Inspired by an article seen on NextShark|
If you fall within the Gen-Y era like us, chances are you’ve given a bunch of thought as to how you would raise your own children in this day and age (assuming you don’t have children already). Especially with the rise of technology, so much has changed since our childhoods in the 80s and 90s. Do we really need all of the latest gadgets and devices? Will we allow of children to be consumed by new technologies like the iPad?
Steve Jobs wouldn’t, and for good reason too. Even the founder of Apple knows when to drawn the line. Without a doubt, technology can enhance our lives. But when it is abused, it can become a destructive addiction. According to a study done in 2013, 38% of children in the United States under the age of 2 have used an iPhone or an iPad. In other words, babies are now becoming familiar with gadgets before they are familiar with forming proper sentences.
About 1/3rd of children between the ages of 8 and 10 have their own cellphones. Is this really necessary? In a Sunday article, New York Times reporter Nick Bilton said he once assumingly asked Jobs, “So your kids must love the iPad?”. Of course, the owner of Apple would make sure his kids had all of the top of the line devices, right?
Steve Jobs responded:
“They haven’t used it.
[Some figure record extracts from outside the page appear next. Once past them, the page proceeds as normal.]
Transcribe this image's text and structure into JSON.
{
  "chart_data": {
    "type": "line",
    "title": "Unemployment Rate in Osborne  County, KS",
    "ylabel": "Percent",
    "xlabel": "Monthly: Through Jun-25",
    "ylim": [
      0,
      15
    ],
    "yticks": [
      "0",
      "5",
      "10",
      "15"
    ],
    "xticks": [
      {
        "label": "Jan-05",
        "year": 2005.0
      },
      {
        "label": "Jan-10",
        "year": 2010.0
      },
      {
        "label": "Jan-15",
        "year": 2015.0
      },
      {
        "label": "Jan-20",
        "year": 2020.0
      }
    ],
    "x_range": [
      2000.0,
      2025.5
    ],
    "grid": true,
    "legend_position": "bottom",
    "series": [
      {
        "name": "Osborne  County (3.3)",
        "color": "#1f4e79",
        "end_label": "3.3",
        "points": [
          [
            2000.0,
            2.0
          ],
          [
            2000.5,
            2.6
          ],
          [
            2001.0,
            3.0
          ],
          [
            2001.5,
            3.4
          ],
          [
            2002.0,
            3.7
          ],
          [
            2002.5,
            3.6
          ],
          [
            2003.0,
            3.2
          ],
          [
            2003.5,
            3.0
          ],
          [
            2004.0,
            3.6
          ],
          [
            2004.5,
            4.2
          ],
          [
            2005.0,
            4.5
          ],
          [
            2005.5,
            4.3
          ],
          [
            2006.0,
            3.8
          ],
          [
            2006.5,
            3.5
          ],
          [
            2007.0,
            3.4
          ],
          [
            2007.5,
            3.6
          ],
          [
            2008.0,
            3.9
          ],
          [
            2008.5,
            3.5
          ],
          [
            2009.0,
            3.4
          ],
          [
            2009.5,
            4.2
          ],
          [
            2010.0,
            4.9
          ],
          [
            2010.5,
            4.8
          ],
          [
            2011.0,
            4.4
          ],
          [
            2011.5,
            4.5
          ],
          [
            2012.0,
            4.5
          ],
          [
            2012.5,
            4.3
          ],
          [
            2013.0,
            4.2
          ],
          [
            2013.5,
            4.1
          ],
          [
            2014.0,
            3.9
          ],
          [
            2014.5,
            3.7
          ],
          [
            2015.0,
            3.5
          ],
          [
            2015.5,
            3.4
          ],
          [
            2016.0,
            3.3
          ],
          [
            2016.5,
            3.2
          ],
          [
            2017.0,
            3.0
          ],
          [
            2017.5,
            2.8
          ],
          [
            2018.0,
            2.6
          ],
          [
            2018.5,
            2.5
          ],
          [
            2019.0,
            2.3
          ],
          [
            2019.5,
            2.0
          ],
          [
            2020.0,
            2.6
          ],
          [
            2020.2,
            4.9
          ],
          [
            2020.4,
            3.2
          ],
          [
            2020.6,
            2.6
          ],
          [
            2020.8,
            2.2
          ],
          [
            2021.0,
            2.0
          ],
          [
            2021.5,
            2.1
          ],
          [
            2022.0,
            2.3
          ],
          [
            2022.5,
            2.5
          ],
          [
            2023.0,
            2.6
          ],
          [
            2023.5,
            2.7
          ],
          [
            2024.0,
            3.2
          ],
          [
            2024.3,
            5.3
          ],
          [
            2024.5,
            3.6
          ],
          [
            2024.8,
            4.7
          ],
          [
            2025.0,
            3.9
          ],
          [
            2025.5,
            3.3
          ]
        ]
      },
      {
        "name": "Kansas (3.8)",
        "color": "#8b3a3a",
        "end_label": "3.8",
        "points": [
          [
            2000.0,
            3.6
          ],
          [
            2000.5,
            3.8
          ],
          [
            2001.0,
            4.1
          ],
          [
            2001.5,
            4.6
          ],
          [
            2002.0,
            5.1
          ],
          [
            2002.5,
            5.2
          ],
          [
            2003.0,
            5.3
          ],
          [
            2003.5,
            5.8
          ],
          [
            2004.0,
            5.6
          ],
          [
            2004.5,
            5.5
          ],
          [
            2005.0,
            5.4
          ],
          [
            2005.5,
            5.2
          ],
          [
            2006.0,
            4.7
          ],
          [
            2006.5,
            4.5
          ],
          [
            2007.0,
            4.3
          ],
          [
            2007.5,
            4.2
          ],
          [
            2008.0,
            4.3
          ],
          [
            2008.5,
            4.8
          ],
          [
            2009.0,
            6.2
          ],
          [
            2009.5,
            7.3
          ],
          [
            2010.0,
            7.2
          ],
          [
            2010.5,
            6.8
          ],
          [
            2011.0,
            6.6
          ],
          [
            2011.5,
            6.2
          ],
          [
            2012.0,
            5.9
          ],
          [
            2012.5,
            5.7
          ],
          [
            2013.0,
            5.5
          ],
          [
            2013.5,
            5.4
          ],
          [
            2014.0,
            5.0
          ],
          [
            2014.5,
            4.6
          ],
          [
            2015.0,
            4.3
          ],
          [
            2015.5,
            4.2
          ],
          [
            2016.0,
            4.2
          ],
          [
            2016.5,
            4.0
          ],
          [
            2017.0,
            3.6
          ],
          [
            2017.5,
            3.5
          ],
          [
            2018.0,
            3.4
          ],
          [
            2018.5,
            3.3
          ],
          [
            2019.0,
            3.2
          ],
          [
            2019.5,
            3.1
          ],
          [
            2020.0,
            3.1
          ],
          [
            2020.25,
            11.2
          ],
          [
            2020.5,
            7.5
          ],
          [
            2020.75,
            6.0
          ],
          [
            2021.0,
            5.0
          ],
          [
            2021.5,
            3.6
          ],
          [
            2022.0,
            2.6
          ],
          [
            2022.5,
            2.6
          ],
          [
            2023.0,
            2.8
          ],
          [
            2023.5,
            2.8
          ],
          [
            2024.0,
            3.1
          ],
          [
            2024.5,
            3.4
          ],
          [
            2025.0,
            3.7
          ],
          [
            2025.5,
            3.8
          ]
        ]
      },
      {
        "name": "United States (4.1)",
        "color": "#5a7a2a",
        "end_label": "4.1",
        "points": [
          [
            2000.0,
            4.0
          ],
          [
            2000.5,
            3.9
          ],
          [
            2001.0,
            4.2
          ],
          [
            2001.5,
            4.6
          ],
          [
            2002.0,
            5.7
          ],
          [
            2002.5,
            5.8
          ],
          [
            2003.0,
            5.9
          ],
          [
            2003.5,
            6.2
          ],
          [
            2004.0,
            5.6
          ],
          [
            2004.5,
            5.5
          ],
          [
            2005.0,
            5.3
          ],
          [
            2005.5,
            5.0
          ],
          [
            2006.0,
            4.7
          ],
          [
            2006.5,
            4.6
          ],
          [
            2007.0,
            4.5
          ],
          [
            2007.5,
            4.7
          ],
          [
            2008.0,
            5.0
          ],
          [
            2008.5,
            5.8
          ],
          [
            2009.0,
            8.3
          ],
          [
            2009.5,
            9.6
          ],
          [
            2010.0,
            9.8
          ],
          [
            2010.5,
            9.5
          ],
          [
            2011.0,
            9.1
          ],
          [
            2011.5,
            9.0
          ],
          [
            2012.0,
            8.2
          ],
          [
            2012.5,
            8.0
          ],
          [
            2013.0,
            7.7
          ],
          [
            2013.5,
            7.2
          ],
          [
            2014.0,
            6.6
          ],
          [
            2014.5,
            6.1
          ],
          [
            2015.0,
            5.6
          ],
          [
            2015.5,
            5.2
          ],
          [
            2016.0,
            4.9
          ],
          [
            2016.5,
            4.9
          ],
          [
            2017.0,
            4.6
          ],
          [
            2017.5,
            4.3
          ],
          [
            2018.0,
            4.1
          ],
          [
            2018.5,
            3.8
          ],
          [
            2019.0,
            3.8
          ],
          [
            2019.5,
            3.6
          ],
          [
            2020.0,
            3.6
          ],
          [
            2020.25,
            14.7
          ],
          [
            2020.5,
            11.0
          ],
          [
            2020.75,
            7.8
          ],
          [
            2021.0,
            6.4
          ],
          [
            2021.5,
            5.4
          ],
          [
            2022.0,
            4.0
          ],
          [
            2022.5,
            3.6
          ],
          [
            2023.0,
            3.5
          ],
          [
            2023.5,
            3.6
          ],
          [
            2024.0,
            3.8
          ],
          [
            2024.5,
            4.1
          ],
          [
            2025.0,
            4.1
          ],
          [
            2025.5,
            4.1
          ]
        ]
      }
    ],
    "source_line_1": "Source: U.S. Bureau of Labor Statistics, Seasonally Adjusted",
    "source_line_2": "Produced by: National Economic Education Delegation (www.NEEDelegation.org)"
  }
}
We limit how much technology our kids use at home.”
Especially in Silicon Valley, there is actually a trend of tech execs and engineers who shield their kids from technology. They even send their kids to non-tech schools like the Waldorf School in Los Altos, where computers aren’t found anywhere because they only focus on hands-on learning.
There is a quote that was highlighted in The Times by Chris Anderson, CEO of 3D Robotics and a father of five. He explains what drives those who work in tech to keep it from their kids.
“My kids accuse me and my wife of being fascists and overly concerned about tech, and they say that none of their friends have the same rules… That’s because we have seen the dangers of technology firsthand. I’ve seen it in myself, I don’t want to see that happen to my kids.”
If our current addictions to our iPhones and other types of tech is any indication, we may be setting up our children for incomplete, handicapped lives devoid of imagination, creativity, social intelligence, and wonder when we hook them onto technology at an early age. We were the last generation to play outside precisely because we didn’t have smartphones and laptops. We learned from movement, hands-on interaction, and we absorbed information through books and socialization with other humans as opposed to a Google search.
Should we raise our children on technology?
So, should we be more worried that we are robbing our children of the ability to Snapchat and play “Candy Crush” all day if we don’t hand them a smartphone? Or should we more worried that we would be robbing them of a healthy personal development if we do hand them a smartphone? I think Steve Jobs had it right in regard to his kids.
Overuse of technology have been known to cause high temper, decreased patience, decreased writing skills, and has even been linked to things like ADHD, obesity, and brain tumors.
So the next time you think about how you will raise your kids, you may want to (highly) consider not giving them whatever fancy technology available as they are growing up. Play outside with them and surround them with nature. They might hate you, but they will absolutely thank you for it later.